Polyphone granulare Synthesizer als Hardware gibt es in dieser Preisklasse allerdings bisher nicht, weshalb Lemondrop trotz der halbierten Stimmenzahl für uns die interessantere der beiden Nanoboxen darstellt. Hier wäre die Microgranny mit direkter Sampling-Option zum deutlich günstigeren Preis als Alternative zu nennen, die allerdings nur monophon spielbar ist.

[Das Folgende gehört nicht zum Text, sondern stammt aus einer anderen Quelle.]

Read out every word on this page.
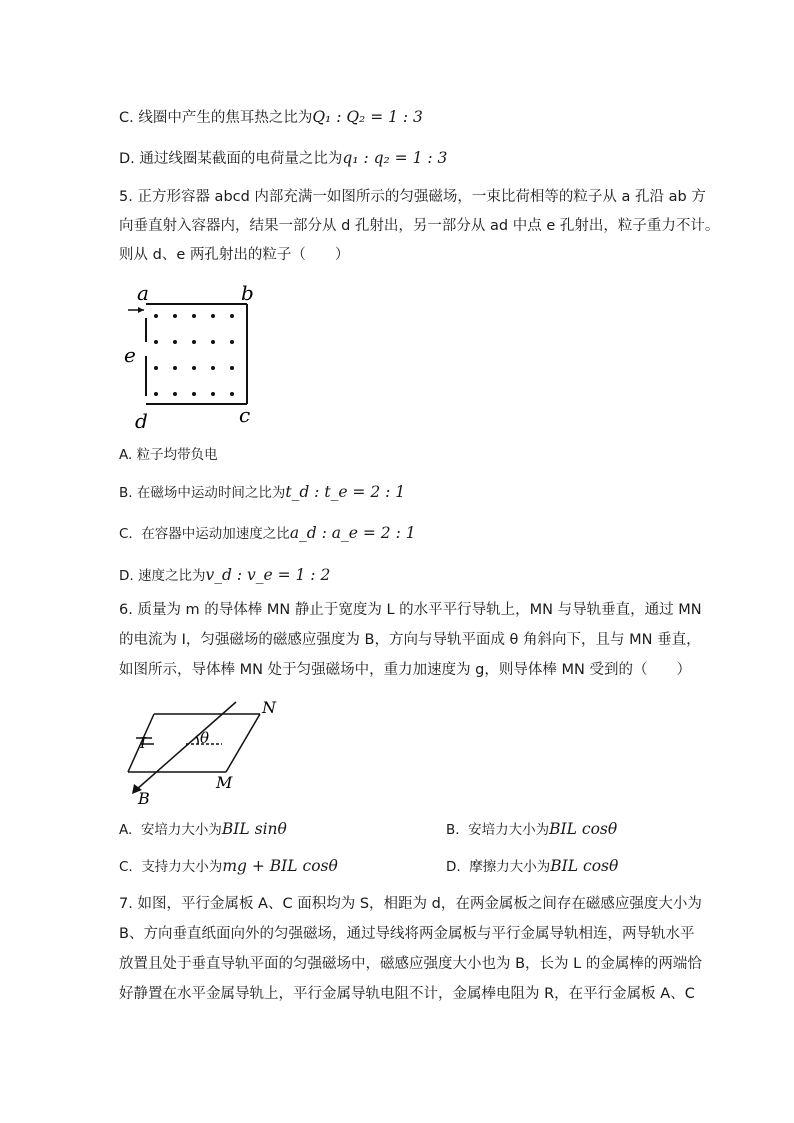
C. 线圈中产生的焦耳热之比为Q₁ : Q₂ = 1 : 3
D. 通过线圈某截面的电荷量之比为q₁ : q₂ = 1 : 3
5. 正方形容器 abcd 内部充满一如图所示的匀强磁场，一束比荷相等的粒子从 a 孔沿 ab 方
向垂直射入容器内，结果一部分从 d 孔射出，另一部分从 ad 中点 e 孔射出，粒子重力不计。
则从 d、e 两孔射出的粒子（　　）
a	b
e
d	c
A. 粒子均带负电
B. 在磁场中运动时间之比为t_d : t_e = 2 : 1
C. 在容器中运动加速度之比a_d : a_e = 2 : 1
D. 速度之比为v_d : v_e = 1 : 2
6. 质量为 m 的导体棒 MN 静止于宽度为 L 的水平平行导轨上，MN 与导轨垂直，通过 MN
的电流为 I，匀强磁场的磁感应强度为 B，方向与导轨平面成 θ 角斜向下，且与 MN 垂直，
如图所示，导体棒 MN 处于匀强磁场中，重力加速度为 g，则导体棒 MN 受到的（　　）
I	θ
N
M
B
A. 安培力大小为BIL sinθ	B. 安培力大小为BIL cosθ
C. 支持力大小为mg + BIL cosθ	D. 摩擦力大小为BIL cosθ
7. 如图，平行金属板 A、C 面积均为 S，相距为 d，在两金属板之间存在磁感应强度大小为
B、方向垂直纸面向外的匀强磁场，通过导线将两金属板与平行金属导轨相连，两导轨水平
放置且处于垂直导轨平面的匀强磁场中，磁感应强度大小也为 B，长为 L 的金属棒的两端恰
好静置在水平金属导轨上，平行金属导轨电阻不计，金属棒电阻为 R，在平行金属板 A、C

Auch wenn sie auf den ersten Blick wie Spielzeug wirken: Die Nanoboxen klingen deutlich größer, als sie tatsächlich sind! Vor allem Lemondrop lädt mit granularer Synthese zum Experimentieren ein, aber auch aus den Wavetables von Fireball lässt sich aufgrund der umfangreichen Modulationsmöglichkeiten und der guten Effekte einiges zaubern. Die lediglich handflächengroßen Synthesizer nehmen kaum Platz auf dem Desktop ein und passen in die kleinste Tasche, auch wenn für unterwegs eine Powerbank mit eingeplant werden muss und im Studio die notwendigen Adapter den Platzvorteil ein wenig verringern. Der aufgerufene Preis erscheint uns mit Blick auf die oben aufgeführten Alternativen allerdings etwas zu hoch.